Some bad news for plant lovers: Despite popular wisdom, it turns out that house plants won’t do much to clean your indoor air. Research shows that the number of plants you would need to cleanse the air in an average drafty, cluttered home would be virtually impossible to achieve. There are certainly benefits to fresh plants, but you’ll need to choose other methods to boost your air quality.
Putting It All Together
Indoor air quality is always important, but never more so than when people spend an extended amount of time inside. With the COVID-19 pandemic keeping people home from work, school, and recreation, combined with the fact that it spreads most easily indoors, now is the time to do what you can to boost the quality of your indoor air.
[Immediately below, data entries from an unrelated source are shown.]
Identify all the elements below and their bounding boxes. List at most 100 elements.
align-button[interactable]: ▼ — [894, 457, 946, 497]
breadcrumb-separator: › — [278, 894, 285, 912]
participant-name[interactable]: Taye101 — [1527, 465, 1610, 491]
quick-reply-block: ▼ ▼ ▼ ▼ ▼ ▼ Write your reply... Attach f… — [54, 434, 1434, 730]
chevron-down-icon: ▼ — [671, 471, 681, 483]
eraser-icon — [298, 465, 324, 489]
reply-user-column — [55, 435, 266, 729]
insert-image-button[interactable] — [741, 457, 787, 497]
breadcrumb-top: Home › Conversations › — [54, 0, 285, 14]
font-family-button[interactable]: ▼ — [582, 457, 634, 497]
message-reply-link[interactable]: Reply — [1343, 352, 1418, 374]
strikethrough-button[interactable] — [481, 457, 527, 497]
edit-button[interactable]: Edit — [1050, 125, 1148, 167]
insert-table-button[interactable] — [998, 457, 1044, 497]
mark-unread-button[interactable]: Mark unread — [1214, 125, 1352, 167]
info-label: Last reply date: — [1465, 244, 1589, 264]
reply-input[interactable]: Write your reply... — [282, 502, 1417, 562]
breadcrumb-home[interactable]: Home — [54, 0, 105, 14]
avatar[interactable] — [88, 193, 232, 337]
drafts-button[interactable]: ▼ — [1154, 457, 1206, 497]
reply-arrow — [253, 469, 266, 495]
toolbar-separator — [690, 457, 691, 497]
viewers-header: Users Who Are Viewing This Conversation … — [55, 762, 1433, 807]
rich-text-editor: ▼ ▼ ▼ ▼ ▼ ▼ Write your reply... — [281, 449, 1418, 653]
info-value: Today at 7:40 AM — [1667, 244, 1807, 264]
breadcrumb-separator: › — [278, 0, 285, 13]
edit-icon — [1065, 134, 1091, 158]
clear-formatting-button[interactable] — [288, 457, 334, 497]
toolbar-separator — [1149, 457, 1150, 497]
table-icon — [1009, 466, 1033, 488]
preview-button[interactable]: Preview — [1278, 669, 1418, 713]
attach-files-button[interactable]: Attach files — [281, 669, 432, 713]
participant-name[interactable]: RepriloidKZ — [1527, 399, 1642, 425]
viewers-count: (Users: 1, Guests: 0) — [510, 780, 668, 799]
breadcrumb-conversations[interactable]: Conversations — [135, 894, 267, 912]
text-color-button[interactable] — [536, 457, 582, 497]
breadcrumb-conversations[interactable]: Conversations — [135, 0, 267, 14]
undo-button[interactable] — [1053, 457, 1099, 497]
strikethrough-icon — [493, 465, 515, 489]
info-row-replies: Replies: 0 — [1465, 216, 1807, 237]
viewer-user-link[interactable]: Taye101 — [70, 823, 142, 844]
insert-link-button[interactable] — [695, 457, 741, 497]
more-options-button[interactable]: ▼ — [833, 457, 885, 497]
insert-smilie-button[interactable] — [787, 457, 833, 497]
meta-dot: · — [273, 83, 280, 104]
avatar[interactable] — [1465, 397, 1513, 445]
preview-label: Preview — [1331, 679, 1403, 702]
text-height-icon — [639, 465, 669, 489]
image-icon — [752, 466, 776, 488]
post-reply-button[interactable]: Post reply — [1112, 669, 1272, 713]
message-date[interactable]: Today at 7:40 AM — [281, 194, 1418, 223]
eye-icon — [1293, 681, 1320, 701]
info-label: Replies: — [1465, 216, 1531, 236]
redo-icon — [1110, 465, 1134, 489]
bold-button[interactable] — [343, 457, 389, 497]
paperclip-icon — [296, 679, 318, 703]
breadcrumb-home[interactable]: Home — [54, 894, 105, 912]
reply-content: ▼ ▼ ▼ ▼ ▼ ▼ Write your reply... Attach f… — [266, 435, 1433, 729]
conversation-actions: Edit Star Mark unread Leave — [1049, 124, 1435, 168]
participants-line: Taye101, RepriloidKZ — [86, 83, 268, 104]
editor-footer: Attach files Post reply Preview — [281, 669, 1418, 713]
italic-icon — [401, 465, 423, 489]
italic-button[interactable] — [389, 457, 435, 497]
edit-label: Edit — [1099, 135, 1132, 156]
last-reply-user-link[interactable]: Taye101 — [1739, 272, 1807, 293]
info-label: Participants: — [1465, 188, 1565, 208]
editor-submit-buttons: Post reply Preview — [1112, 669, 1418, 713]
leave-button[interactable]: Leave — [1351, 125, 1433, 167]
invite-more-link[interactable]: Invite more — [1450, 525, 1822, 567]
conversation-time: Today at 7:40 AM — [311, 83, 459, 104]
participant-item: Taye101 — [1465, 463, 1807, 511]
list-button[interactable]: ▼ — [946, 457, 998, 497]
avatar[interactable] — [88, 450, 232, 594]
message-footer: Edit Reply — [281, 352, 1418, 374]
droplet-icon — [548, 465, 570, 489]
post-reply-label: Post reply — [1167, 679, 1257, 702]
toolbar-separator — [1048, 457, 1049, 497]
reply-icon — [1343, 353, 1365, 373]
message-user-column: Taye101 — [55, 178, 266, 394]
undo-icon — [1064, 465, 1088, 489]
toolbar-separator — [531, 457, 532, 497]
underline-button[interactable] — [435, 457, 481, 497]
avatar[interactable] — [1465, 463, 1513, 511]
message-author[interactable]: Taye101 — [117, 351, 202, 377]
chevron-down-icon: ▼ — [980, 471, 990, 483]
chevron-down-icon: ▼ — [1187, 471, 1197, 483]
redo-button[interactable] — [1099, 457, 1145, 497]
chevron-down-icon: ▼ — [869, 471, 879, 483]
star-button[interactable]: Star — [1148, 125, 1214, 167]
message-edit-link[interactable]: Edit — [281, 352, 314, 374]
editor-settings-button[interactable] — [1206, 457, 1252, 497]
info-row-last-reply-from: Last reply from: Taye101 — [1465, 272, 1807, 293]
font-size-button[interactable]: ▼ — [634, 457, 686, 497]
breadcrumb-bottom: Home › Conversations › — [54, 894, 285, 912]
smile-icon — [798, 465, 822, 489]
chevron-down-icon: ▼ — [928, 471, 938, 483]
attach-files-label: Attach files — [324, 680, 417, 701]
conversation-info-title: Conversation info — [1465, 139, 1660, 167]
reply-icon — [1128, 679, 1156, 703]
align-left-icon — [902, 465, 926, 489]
Fortunately, some of the same techniques that can help reduce the risk of spreading the virus through the air in your home will also lower the levels of common pollutants in your home. You may even become eligible for homeowners insurance discounts along the way.
Your goals should be to improve ventilation, boost filtration, and lower the number of contaminants in your home. From opening windows to upgrading your HVAC filters to regular vacuuming, these easy-to-follow strategies won’t guarantee that your family won’t get sick, but they can form an important part of your overall risk management plan.